While pine would not be our first choice (bamboo holds that rank, with a black walnut being another highly-ranked spot on our list), it is still a workable solution. The softer woods on the Janka’s pine ratings might not be, but the harder SYP can be.
Sure, black walnut is a very hard hardwood with semi-tight pores; it’s highly durable and rot-resistant, and its dark, heavy, fine-grained heartwood makes excellent furniture. With a suitable finish, it’s another excellent choice for a wooden cutting board.
We can work around pine’s shortcomings in these regards, though. It’s the board face and edges that might make it a less than good choice in the kitchen where there is apt to be water and other liquids that spill on a cutting board. Susceptible to warping and twisting when wet will give a cutting board a short lifespan.
End-Grain Cutting Boards
This is the workaround, and the result can be a beautiful cutting board. We know how butcherblock is made: strips of wood, end or edge, positioned together, glued and clamped, planed to smoothness, and finished with oil. Strong and durable, butcher block cutting boards and countertops are beautiful.
Take that same principle, though, and cut the end-grain of pine 2 x 4s, for instance, or even 4 x 4s, and glue them up in strips of the desired length of your wood cutting board project. Then, glue the strips together to the desired width.
Run the result through your planer for an even surface, and go to work with your sander and router. Sand the resulting board with fine-grit paper; router the edges to round them, if you like, or leave them as is.
The end grain board’s surface will be harder and longer-lasting than an edge-grain or face grain board. Its firmness will be closer to twice that of the face grain of the pine. An edge-grain cutting board will also provide a strong and hard surface for cutting and chopping, but we like the idea of piecing together end-grain pieces like a puzzle, even pieces of different sizes, to form something of a mosaic character to the project.

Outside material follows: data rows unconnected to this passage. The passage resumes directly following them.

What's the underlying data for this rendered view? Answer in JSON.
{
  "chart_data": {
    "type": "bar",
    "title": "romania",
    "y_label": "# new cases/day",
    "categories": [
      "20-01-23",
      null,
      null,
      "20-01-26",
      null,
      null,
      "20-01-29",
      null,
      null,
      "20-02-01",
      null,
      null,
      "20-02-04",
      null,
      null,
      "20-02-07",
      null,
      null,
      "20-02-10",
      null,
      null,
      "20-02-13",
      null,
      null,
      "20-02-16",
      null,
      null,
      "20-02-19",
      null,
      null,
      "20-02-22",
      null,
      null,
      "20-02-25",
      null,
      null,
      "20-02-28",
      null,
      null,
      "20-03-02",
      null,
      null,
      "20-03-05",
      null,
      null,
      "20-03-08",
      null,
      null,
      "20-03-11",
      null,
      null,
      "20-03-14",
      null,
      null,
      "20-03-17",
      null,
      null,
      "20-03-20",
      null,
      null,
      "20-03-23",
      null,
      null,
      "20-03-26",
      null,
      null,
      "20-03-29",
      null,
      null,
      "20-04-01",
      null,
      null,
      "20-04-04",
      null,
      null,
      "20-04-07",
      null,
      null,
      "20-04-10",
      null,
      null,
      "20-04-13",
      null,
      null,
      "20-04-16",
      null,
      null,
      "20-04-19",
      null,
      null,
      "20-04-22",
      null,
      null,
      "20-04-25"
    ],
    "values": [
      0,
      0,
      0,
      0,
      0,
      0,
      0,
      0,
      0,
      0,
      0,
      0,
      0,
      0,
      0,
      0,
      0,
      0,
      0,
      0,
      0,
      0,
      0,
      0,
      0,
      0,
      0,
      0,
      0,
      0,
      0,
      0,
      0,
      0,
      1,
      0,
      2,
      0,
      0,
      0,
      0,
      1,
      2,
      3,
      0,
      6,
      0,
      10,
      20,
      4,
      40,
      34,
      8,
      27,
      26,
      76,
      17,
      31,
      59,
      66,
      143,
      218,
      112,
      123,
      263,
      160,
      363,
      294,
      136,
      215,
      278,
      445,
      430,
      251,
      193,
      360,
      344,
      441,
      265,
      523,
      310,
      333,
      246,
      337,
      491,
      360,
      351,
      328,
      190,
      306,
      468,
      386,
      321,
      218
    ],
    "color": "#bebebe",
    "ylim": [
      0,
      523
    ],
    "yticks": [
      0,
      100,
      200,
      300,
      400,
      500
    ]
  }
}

Maintaining a Pine Cutting Board
The maintenance requirements of a pine cutting board are no different than maintaining other wood cutting boards. Warm water and soap after each use is recommended, of course – you want to keep your board clean. I’d recommend drying it after washing, too, rather than letting it air dry.
We know that those who make and use a pine cutting board may limit its use to dry food, cutting only bread, for instance. Breadboards are also common in home kitchens. For food prep, like cutting meats, though, or for heavy chopping, they will choose another type of wood like bamboo, walnut, or maple, harder woods.

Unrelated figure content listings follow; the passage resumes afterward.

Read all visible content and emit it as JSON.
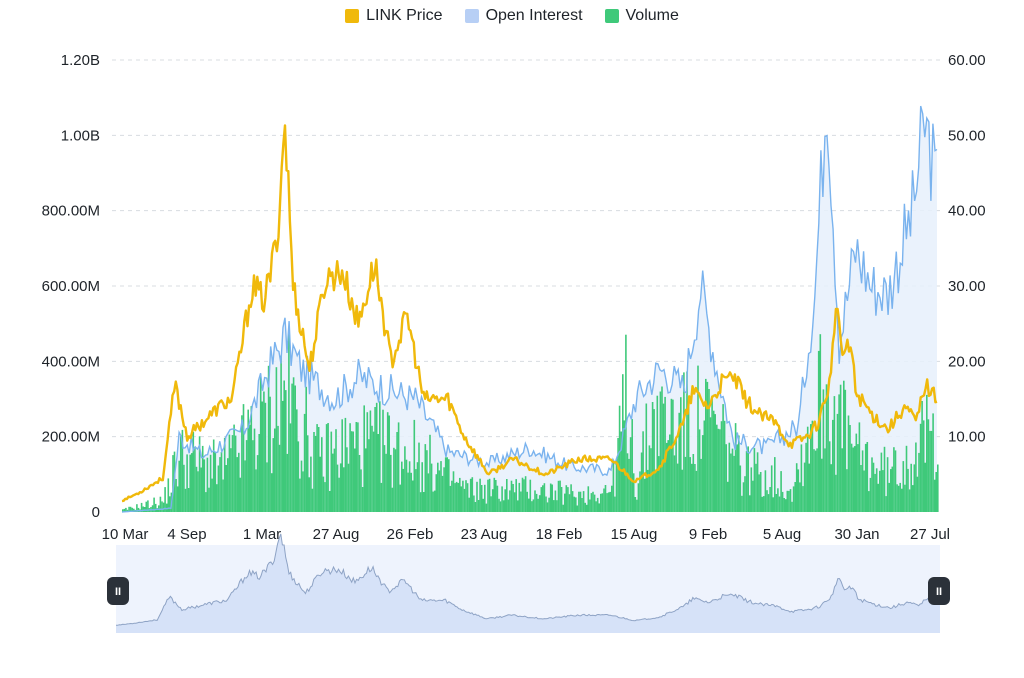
{
  "legend": [
    {
      "label": "LINK Price",
      "color": "#f0b90b"
    },
    {
      "label": "Open Interest",
      "color": "#b7cff5"
    },
    {
      "label": "Volume",
      "color": "#3fc97a"
    }
  ],
  "chart_data": {
    "type": "line",
    "x_tick_labels": [
      "10 Mar",
      "4 Sep",
      "1 Mar",
      "27 Aug",
      "26 Feb",
      "23 Aug",
      "18 Feb",
      "15 Aug",
      "9 Feb",
      "5 Aug",
      "30 Jan",
      "27 Jul"
    ],
    "left_axis": {
      "ticks": [
        "0",
        "200.00M",
        "400.00M",
        "600.00M",
        "800.00M",
        "1.00B",
        "1.20B"
      ],
      "ylim": [
        0,
        1200000000
      ]
    },
    "right_axis": {
      "ticks": [
        "10.00",
        "20.00",
        "30.00",
        "40.00",
        "50.00",
        "60.00"
      ],
      "ylim": [
        0,
        60
      ]
    },
    "grid": true,
    "legend_position": "top-center",
    "series": [
      {
        "name": "LINK Price",
        "type": "line",
        "axis": "right",
        "color": "#f0b90b",
        "points": [
          [
            0,
            1.5
          ],
          [
            0.02,
            2.5
          ],
          [
            0.05,
            4.5
          ],
          [
            0.065,
            17
          ],
          [
            0.08,
            10
          ],
          [
            0.1,
            12
          ],
          [
            0.12,
            14
          ],
          [
            0.135,
            15
          ],
          [
            0.16,
            30
          ],
          [
            0.175,
            28
          ],
          [
            0.19,
            36
          ],
          [
            0.2,
            52
          ],
          [
            0.21,
            30
          ],
          [
            0.23,
            19
          ],
          [
            0.25,
            31
          ],
          [
            0.27,
            32
          ],
          [
            0.29,
            25
          ],
          [
            0.31,
            33
          ],
          [
            0.33,
            20
          ],
          [
            0.35,
            26
          ],
          [
            0.37,
            15
          ],
          [
            0.4,
            15
          ],
          [
            0.42,
            10
          ],
          [
            0.45,
            5
          ],
          [
            0.48,
            7
          ],
          [
            0.52,
            5
          ],
          [
            0.56,
            7
          ],
          [
            0.6,
            7
          ],
          [
            0.63,
            4
          ],
          [
            0.66,
            6
          ],
          [
            0.69,
            12
          ],
          [
            0.7,
            16
          ],
          [
            0.72,
            14
          ],
          [
            0.735,
            17
          ],
          [
            0.75,
            18
          ],
          [
            0.765,
            15
          ],
          [
            0.78,
            13
          ],
          [
            0.8,
            12
          ],
          [
            0.82,
            9
          ],
          [
            0.84,
            10
          ],
          [
            0.855,
            12
          ],
          [
            0.87,
            18
          ],
          [
            0.875,
            27
          ],
          [
            0.885,
            21
          ],
          [
            0.895,
            22
          ],
          [
            0.9,
            16
          ],
          [
            0.92,
            13
          ],
          [
            0.94,
            11
          ],
          [
            0.96,
            14
          ],
          [
            0.975,
            12
          ],
          [
            0.985,
            17
          ],
          [
            1,
            15
          ]
        ]
      },
      {
        "name": "Open Interest",
        "type": "area",
        "axis": "left",
        "color": "#7ab3ee",
        "points": [
          [
            0,
            0
          ],
          [
            0.06,
            10000000
          ],
          [
            0.07,
            200000000
          ],
          [
            0.1,
            150000000
          ],
          [
            0.15,
            220000000
          ],
          [
            0.18,
            380000000
          ],
          [
            0.2,
            470000000
          ],
          [
            0.22,
            380000000
          ],
          [
            0.26,
            300000000
          ],
          [
            0.29,
            360000000
          ],
          [
            0.32,
            330000000
          ],
          [
            0.36,
            300000000
          ],
          [
            0.4,
            160000000
          ],
          [
            0.45,
            130000000
          ],
          [
            0.5,
            170000000
          ],
          [
            0.55,
            120000000
          ],
          [
            0.6,
            110000000
          ],
          [
            0.615,
            200000000
          ],
          [
            0.63,
            300000000
          ],
          [
            0.66,
            380000000
          ],
          [
            0.69,
            330000000
          ],
          [
            0.71,
            600000000
          ],
          [
            0.73,
            380000000
          ],
          [
            0.75,
            190000000
          ],
          [
            0.79,
            170000000
          ],
          [
            0.83,
            230000000
          ],
          [
            0.85,
            580000000
          ],
          [
            0.865,
            1150000000
          ],
          [
            0.88,
            450000000
          ],
          [
            0.9,
            700000000
          ],
          [
            0.92,
            600000000
          ],
          [
            0.94,
            580000000
          ],
          [
            0.97,
            800000000
          ],
          [
            0.985,
            1030000000
          ],
          [
            1,
            870000000
          ]
        ]
      },
      {
        "name": "Volume",
        "type": "bar",
        "axis": "left",
        "color": "#3fc97a",
        "points": [
          [
            0,
            5000000
          ],
          [
            0.05,
            30000000
          ],
          [
            0.07,
            150000000
          ],
          [
            0.12,
            110000000
          ],
          [
            0.2,
            310000000
          ],
          [
            0.24,
            140000000
          ],
          [
            0.28,
            180000000
          ],
          [
            0.32,
            180000000
          ],
          [
            0.36,
            150000000
          ],
          [
            0.42,
            60000000
          ],
          [
            0.5,
            60000000
          ],
          [
            0.56,
            45000000
          ],
          [
            0.6,
            60000000
          ],
          [
            0.62,
            330000000
          ],
          [
            0.63,
            60000000
          ],
          [
            0.65,
            250000000
          ],
          [
            0.68,
            230000000
          ],
          [
            0.72,
            240000000
          ],
          [
            0.76,
            120000000
          ],
          [
            0.8,
            90000000
          ],
          [
            0.82,
            60000000
          ],
          [
            0.86,
            330000000
          ],
          [
            0.9,
            150000000
          ],
          [
            0.94,
            100000000
          ],
          [
            0.98,
            180000000
          ],
          [
            1,
            220000000
          ]
        ]
      }
    ]
  },
  "navigator": {
    "left_handle": "II",
    "right_handle": "II"
  }
}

However, with a well-chosen finish, even an end-grain pine cutting board can be used for uses other than with dry foods. Among the better finishes for cutting boards are:
- Butcherblock Wood Oil
- Food-Grade Mineral oil
- Pure Tung Oil
These oils penetrate deeply into the wood and offer excellent protection against liquids. Pure tung oil, for instance, will penetrate deeply and bond with the wood fiber as it hardens, and unlike oils that do not dry, it does not need to be frequently re-applied.
Video Proof of Beautiful End-Grain Cutting Boards
Scraps of wood, cut to size, glued together, cut further for all end-grain pieces, assembled, and glued again, and you have a beautiful cutting board. While in this video is a variety of types of wood, the principle is still the same – an end-grain cutting board. Substitute all pine from scaps of 2 x 4, and the result will be the same.

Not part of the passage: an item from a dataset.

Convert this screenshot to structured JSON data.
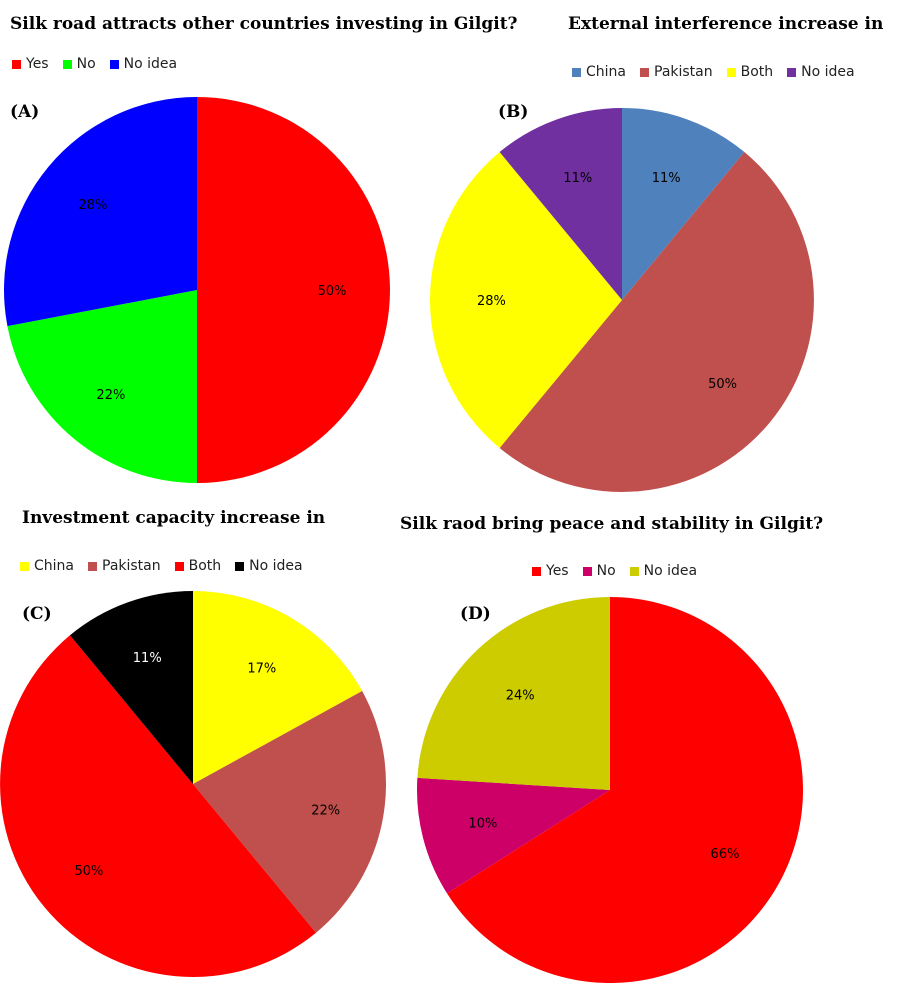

And while we’re talking about cutting boards, here’s a video I came upon last week, and the wood is both creative and stunning. If neither of these videos inspires you to attack a cutting board project, nothing will.
Inexpensive, eco-friendly, easy to work with, and beautiful to look at when finished properly – pine can be an attractive choice for your next wooden cutting board project.
You can produce a quality cutting board with it, a beautiful piece to become the next star in your kitchen. It’s not the ideal material, but it can still be an excellent choice.